Vincenzo sceglie il sacerdozio ed è ordinato il 29 dicembre 1767. Con questo non si vuol dire che lo stato laicale sia una condizione inferiore di santità, ma sicuramente diversa. Magari i laici fossero tutti santi e lo stesso possa dirsi dei sacerdoti e dei religiosi!
Ma il suo desiderio di donarsi a Cristo non si fermò al sacerdozio. Volle diventare religioso, chiedendo di entrare prima tra i padri della Missione e successivamente tra i Cappuccini. Finché incontrò Paolo della Croce e restò conquistato dalla sua personalità e santità; nel 1768 fu accolto tra i Passionisti dallo stesso Paolo. Ma per vincere l’opposizione del padre, dovette fuggire di casa. Il padre scrisse a S. Paolo della Croce, chiedendogli di comandare a Vincenzo di tornare in famiglia.
Il Fondatore rispose con una lettera altrettanto chiara e decisa, facendo una profezia: “Si dovrebbe sommamente rallegrare nel vedere che il Signore sceglie il suo figlio per farlo un gran Santo”. Fu facile profeta.
Vincenzo non lasciò di negoziare i propri talenti naturali. Era dotato di vivace intelligenza, unita a grande senso pratico; a soli 21 anni aveva ricevuto dal Vescovo di Montefiascone l’incarico di prefetto del seminario e a 22, non ancora sacerdote, era stato nominato rettore del seminario di Bagnoregio.
Fu un’abile predicatore popolare, tenne esercizi spirituali al clero e predicò in varie chiese di Roma. Fu eminente direttore spirituale e fra i suoi figli annovera vari santi, tra cui S. Gaspare del Bufalo. Nella Congregazione ha ricoperto gli incarichi di insegnante di teologia, di superiore, di provinciale e di consultore generale; fu stimato da tutti e specialmente da S. Paolo della Croce. Vero passionista, fu devotissimo del preziosissimo Sangue di Cristo: scrisse il primo libro sul mese di luglio dedicato al Sangue di Gesù.

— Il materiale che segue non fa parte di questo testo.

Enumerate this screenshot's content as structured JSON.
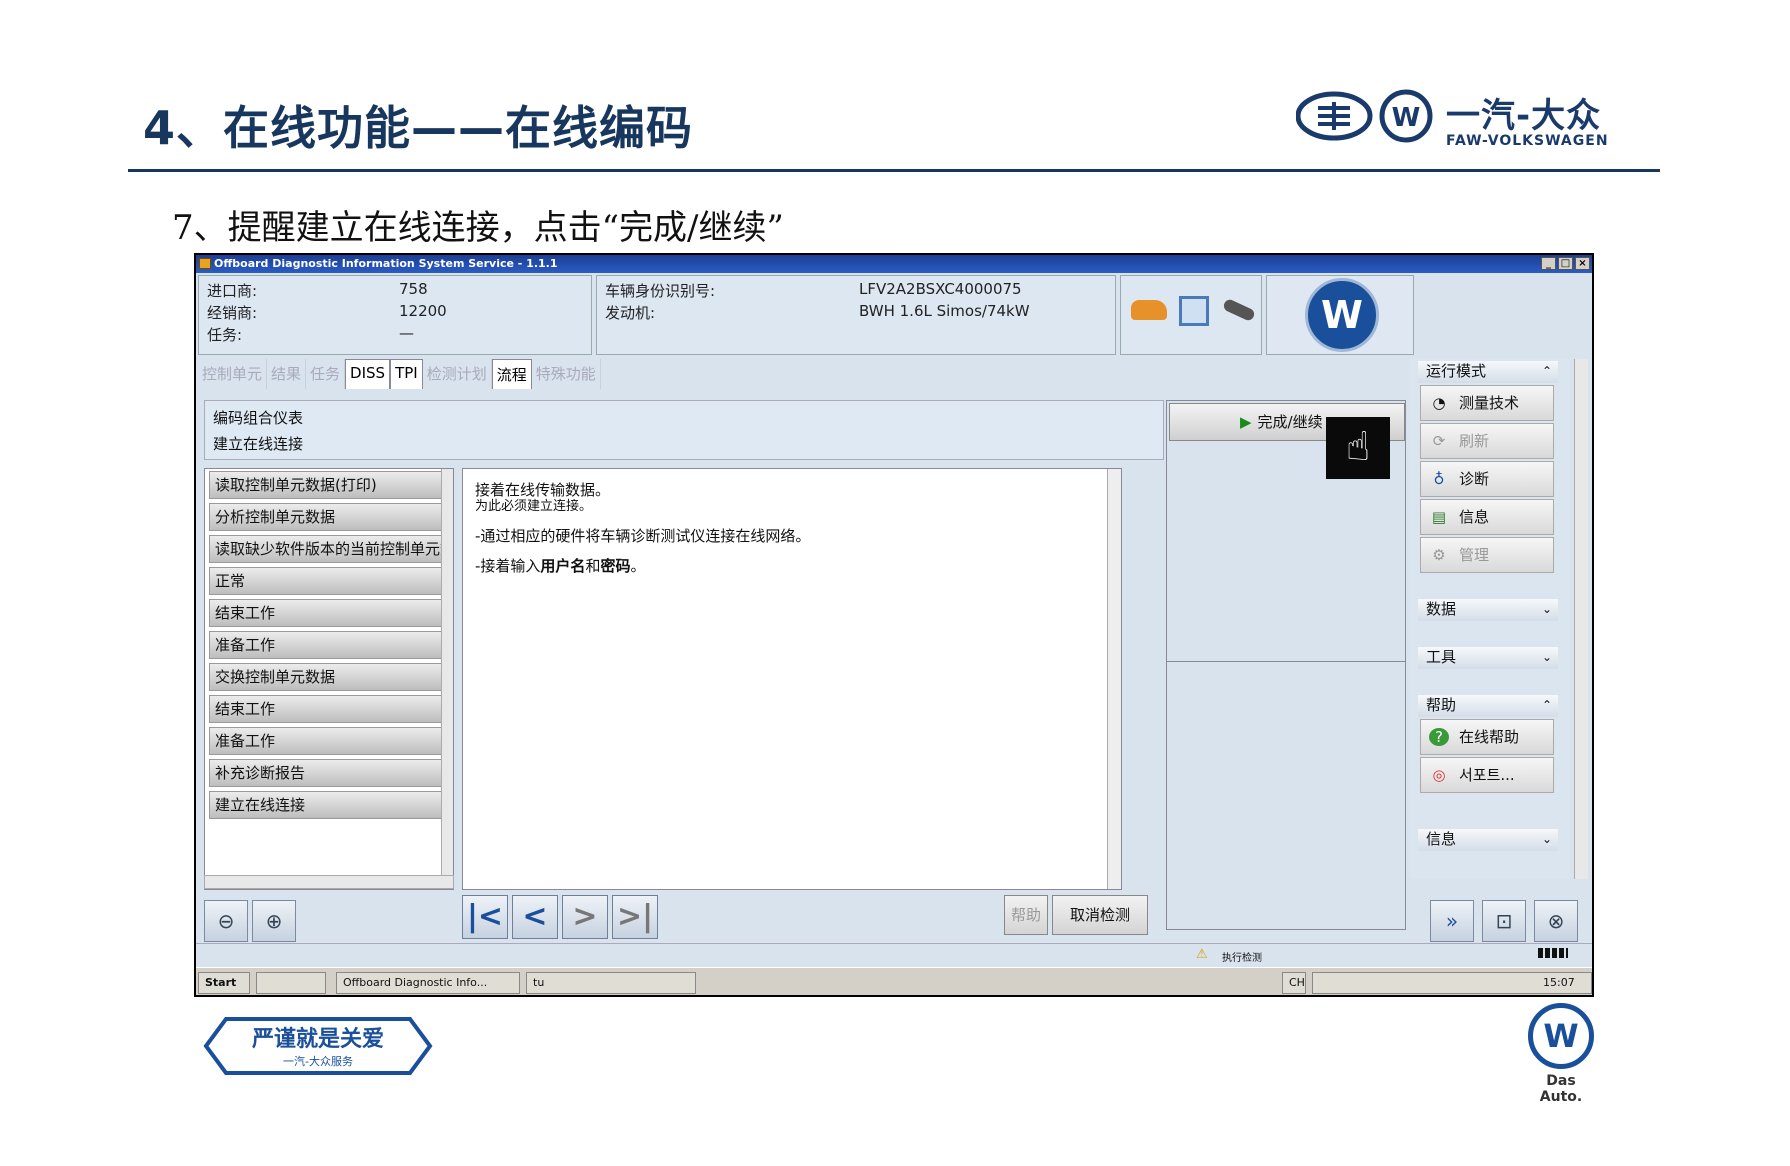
{
  "slide": {
    "title": "4、在线功能——在线编码",
    "subtitle": "7、提醒建立在线连接，点击“完成/继续”",
    "brand_cn": "一汽-大众",
    "brand_en": "FAW-VOLKSWAGEN",
    "footer_slogan": "严谨就是关爱",
    "footer_slogan_sub": "一汽-大众服务",
    "das_auto": "Das Auto."
  },
  "window": {
    "title": "Offboard Diagnostic Information System Service - 1.1.1"
  },
  "info": {
    "importer_label": "进口商:",
    "importer_value": "758",
    "dealer_label": "经销商:",
    "dealer_value": "12200",
    "task_label": "任务:",
    "task_value": "—",
    "vin_label": "车辆身份识别号:",
    "vin_value": "LFV2A2BSXC4000075",
    "engine_label": "发动机:",
    "engine_value": "BWH 1.6L Simos/74kW"
  },
  "tabs": [
    "控制单元",
    "结果",
    "任务",
    "DISS",
    "TPI",
    "检测计划",
    "流程",
    "特殊功能"
  ],
  "crumb": {
    "line1": "编码组合仪表",
    "line2": "建立在线连接"
  },
  "steps": [
    "读取控制单元数据(打印)",
    "分析控制单元数据",
    "读取缺少软件版本的当前控制单元数据",
    "正常",
    "结束工作",
    "准备工作",
    "交换控制单元数据",
    "结束工作",
    "准备工作",
    "补充诊断报告",
    "建立在线连接"
  ],
  "content": {
    "line1": "接着在线传输数据。",
    "line2": "为此必须建立连接。",
    "line3": "-通过相应的硬件将车辆诊断测试仪连接在线网络。",
    "line4_pre": "-接着输入",
    "line4_bold1": "用户名",
    "line4_mid": "和",
    "line4_bold2": "密码",
    "line4_post": "。"
  },
  "done_button": "完成/继续",
  "buttons": {
    "help": "帮助",
    "cancel": "取消检测"
  },
  "sidebar": {
    "mode_header": "运行模式",
    "measure": "测量技术",
    "refresh": "刷新",
    "diagnose": "诊断",
    "info": "信息",
    "manage": "管理",
    "data_header": "数据",
    "tools_header": "工具",
    "help_header": "帮助",
    "online_help": "在线帮助",
    "support": "서포트...",
    "info_header": "信息"
  },
  "status": {
    "text": "执行检测"
  },
  "taskbar": {
    "start": "Start",
    "task1": "Offboard Diagnostic Info...",
    "task2": "tu",
    "lang": "CH",
    "clock": "15:07"
  }
}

Altra caratteristica della santità è la perseveranza. Padre Vincenzo che aveva sognato la quiete dei ritiri passionisti, nel 1801 viene nominato da Pio VII vescovo di Macerata e Tolentino. È un pastore solerte. Sopporta con dignità e pazienza l’esilio a cui è condannato da Napoleone dal 1808 al 1814, per la sua fedeltà al Papa. Ma non si burocratizza, non indulge al formalismo. Non dimentica i malati, e soprattutto ascolta il clamore dei poveri. “I poveri, diceva, urlano, urlano”. Una vita spesa fin dall’inizio per la Chiesa, i fedeli e per il Papa. Nel 1823 Leone XII lo vuole nella sua residenza come suo consigliere e come suo confessore. Ma lo Strambi vuole imitare Cristo fino in fondo e offre la sua vita per la salute del suo Pontefice e viene esaudito: il Papa guarisce e lui muore all’improvviso.